I scanned all Universities in Germany and discovered few only would bet on cross-sectorial graduate study programs in the field of climate change (although it is a very pressing issue, there is still a major gap in how universities address this topic, beyond the scientific view only).
I was happy to find that in a little city called Bayreuth a highly specialized (and relatively new) master program would devote itself with answering the climate challenge and finding solutions from research. I was captivated with the program after some Alumni – during my application – accepted to exchange some words with me and tell me more about the manifold opportunities and career outlooks during and after the GCE studies (e.g. attendance to UN COPs, fun remote sensing schools, internships, summer schools, etc).
After I got acceptance from Bayreuth, I automatically enrolled!
What did you like most about GCE?
The fact that I got the entire world in one classroom, 60% of students in my cohort were non-Europeans and thus represented a wide variety of countries and continents! They all brought in experiences and observations about the manifold ways climate change is impacting their cities and communities already.

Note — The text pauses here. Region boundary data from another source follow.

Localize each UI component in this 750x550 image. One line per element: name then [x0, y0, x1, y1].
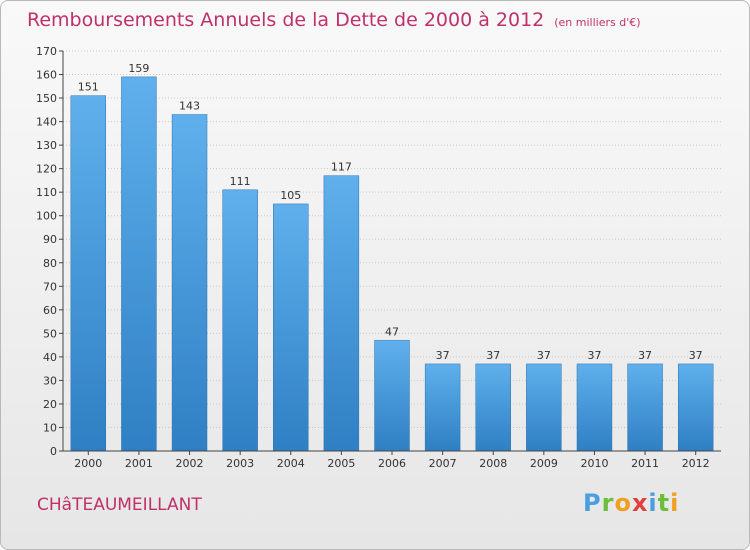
bar-value-label: 47	[385, 325, 399, 338]
bar	[627, 363, 663, 452]
title-unit: (en milliers d'€)	[554, 16, 641, 29]
logo-letter: t	[657, 489, 671, 517]
bar	[222, 189, 258, 452]
bar-value-label: 159	[128, 62, 149, 75]
bar	[677, 363, 714, 452]
y-tick-label: 110	[36, 186, 57, 199]
bar-value-label: 37	[436, 349, 450, 362]
bar-value-label: 117	[331, 161, 352, 174]
x-tick-label: 2004	[277, 457, 305, 470]
x-tick-label: 2006	[378, 457, 406, 470]
axes: 0 10 20 30 40 50 60 70 80 90 100 110 120 130 140 150 160…	[36, 45, 721, 470]
x-tick-label: 2011	[631, 457, 659, 470]
y-tick-label: 80	[43, 257, 57, 270]
bar	[475, 363, 511, 452]
y-tick-label: 70	[43, 280, 57, 293]
y-tick-label: 130	[36, 139, 57, 152]
bar-value-label: 105	[280, 189, 301, 202]
commune-name: CHâTEAUMEILLANT	[37, 495, 202, 515]
bar	[576, 363, 613, 452]
bar-value-label: 151	[78, 81, 99, 94]
bar-value-label: 37	[689, 349, 703, 362]
bar-value-label: 111	[230, 175, 251, 188]
x-tick-label: 2000	[74, 457, 102, 470]
logo-letter: x	[631, 489, 649, 517]
y-tick-label: 120	[36, 163, 57, 176]
x-tick-label: 2005	[327, 457, 355, 470]
title-text: Remboursements Annuels de la Dette de 20…	[27, 9, 545, 31]
y-tick-label: 160	[36, 69, 57, 82]
y-tick-label: 50	[43, 327, 57, 340]
bar	[374, 340, 410, 452]
y-tick-label: 20	[43, 398, 57, 411]
bars: 151 159 143 111 105 117 47 37 37 37 37 37 37	[70, 62, 714, 452]
chart-title: Remboursements Annuels de la Dette de 20…	[27, 9, 641, 31]
x-tick-label: 2001	[125, 457, 153, 470]
bar-value-label: 37	[486, 349, 500, 362]
logo-letter: r	[601, 489, 615, 517]
logo-letter: P	[583, 489, 602, 517]
bar	[526, 363, 562, 452]
bar-value-label: 37	[537, 349, 551, 362]
x-tick-label: 2003	[226, 457, 254, 470]
logo-letter: o	[614, 489, 632, 517]
y-tick-label: 0	[50, 445, 57, 458]
x-tick-label: 2012	[682, 457, 710, 470]
y-tick-label: 100	[36, 210, 57, 223]
x-tick-label: 2009	[530, 457, 558, 470]
logo-letter: i	[670, 489, 680, 517]
y-tick-label: 150	[36, 92, 57, 105]
y-tick-label: 30	[43, 374, 57, 387]
y-tick-label: 10	[43, 421, 57, 434]
bar	[171, 114, 208, 452]
y-tick-label: 170	[36, 45, 57, 58]
bar-value-label: 143	[179, 100, 200, 113]
bar	[323, 175, 360, 452]
y-tick-label: 140	[36, 116, 57, 129]
x-tick-label: 2007	[429, 457, 457, 470]
bar	[424, 363, 461, 452]
x-tick-label: 2008	[479, 457, 507, 470]
proxiti-logo: Proxiti	[583, 489, 679, 517]
x-tick-label: 2002	[176, 457, 204, 470]
y-tick-label: 90	[43, 233, 57, 246]
bar-value-label: 37	[638, 349, 652, 362]
y-tick-label: 60	[43, 304, 57, 317]
bar-value-label: 37	[587, 349, 601, 362]
logo-letter: i	[648, 489, 658, 517]
x-tick-label: 2010	[580, 457, 608, 470]
bar	[273, 203, 309, 452]
y-tick-label: 40	[43, 351, 57, 364]
bar	[121, 76, 157, 452]
bar	[70, 95, 107, 452]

Global classroom, global GCE: addressing a global issue like human-caused climate change requires global representativity and exchange of experiences – it is enriching to go into talks with classmates and share work and research experiences from distant yet similarly challenged countries like Ethiopia, Vietnam, Colombia, Australia or Peru.
How has your career continued after GCE?
As an early-career scientist you would perhaps expect me to work in academia and publish papers – but this has not been precisely my case (at least for the moment). In fact, after graduating I started working in the German corporate sector – a bit of a 180° degrees change, but why?
Well, during the GCE graduate program and in extracurricular manner, I joined the International Forestry Students Association (IFSA) youth delegation to the Halting Deforestation Conference held at FAO Rome in 2018. During the conference, expert FAO commissioners, representatives from manifold environment ministries and leading forestry and nature conservation NGOs were present to discuss the issue of deforestation, drivers and policy recommendations to stop global forest loss.
During the meeting, however, it became tangible to me that one powerful sector of society was missing in the conversation, namely: the private sector.
It all became embarrassingly evident when during an icebreaker, the whole plenary asked private sector delegates to raise hands, and in a room full of 150 heads, only 2 hands were raised up. I was shocked to see that one week had gone by discussing about the state of the worlds forest and yet only two heads from the corporate sector had been listening to the whole discussion.
This observation was magnified through further extracurricular experiences of mine – as member of the Youth in Landscapes Initiative and attendee to further events by the Global Landscape Forum.
I observe and believe as of today that Science may create the best paper ever, but as long as it is not read and implemented by the people who need to read it and do the required changes, then no change is going to happen.
So that is why I started working at KPMG Germany in the corporate sustainability and responsibility field, driven by the idea of learning about where the private sector is currently standing – in terms of capacities – and what is ought to be done.
What is your current position? What are your tasks?
Currently I am a Senior Associate at KPMG Germany and support the Sustainability Services Department in the review and audit of non-financial disclosures (that is: sustainability reports) by top 30 leading German companies. I also engage in consultancy projects for the private sector, and provide technical support at the moment to the integrated accounting initiative value balancing alliance e.V (natural capital valuation included here).
How has GCE supported your career?
GCE has been for me a platform to grow, a hub for ideas and to network (inside and outside Bayreuth) – Bayreuth is also a calmed city to best focus on research and classes.
Most importantly, GCE allows students to shape specialization topics – if you have a well-structured research plan, then you will encounter willingness and expert support from Professors in Bayreuth ready to help you best shape your endeavors based on their research profiles from diverse continents.
What do you recommend to the current GCE students?
Don’t restrict your understanding of sustainability and climate action to climate sciences or basic research only. Nature collapse caused by human is a humongous challenge that needs ambition and human talent from all fronts. Lately I have become big fan of “ecopreneurship” – which is the wave of young people bringing into the market disruptive ideas and innovative business models to tackle climate crisis and biodiversity collapse in the way of new services, products, big data applications and science-based solutions.
We are all needed, and if you have the seed of youth and green leadership I invite you to join the Youth in Landscapes Initiative – which regularly holds virtual training events, internship positions and calls to support nature restoration and conservation work on the ground.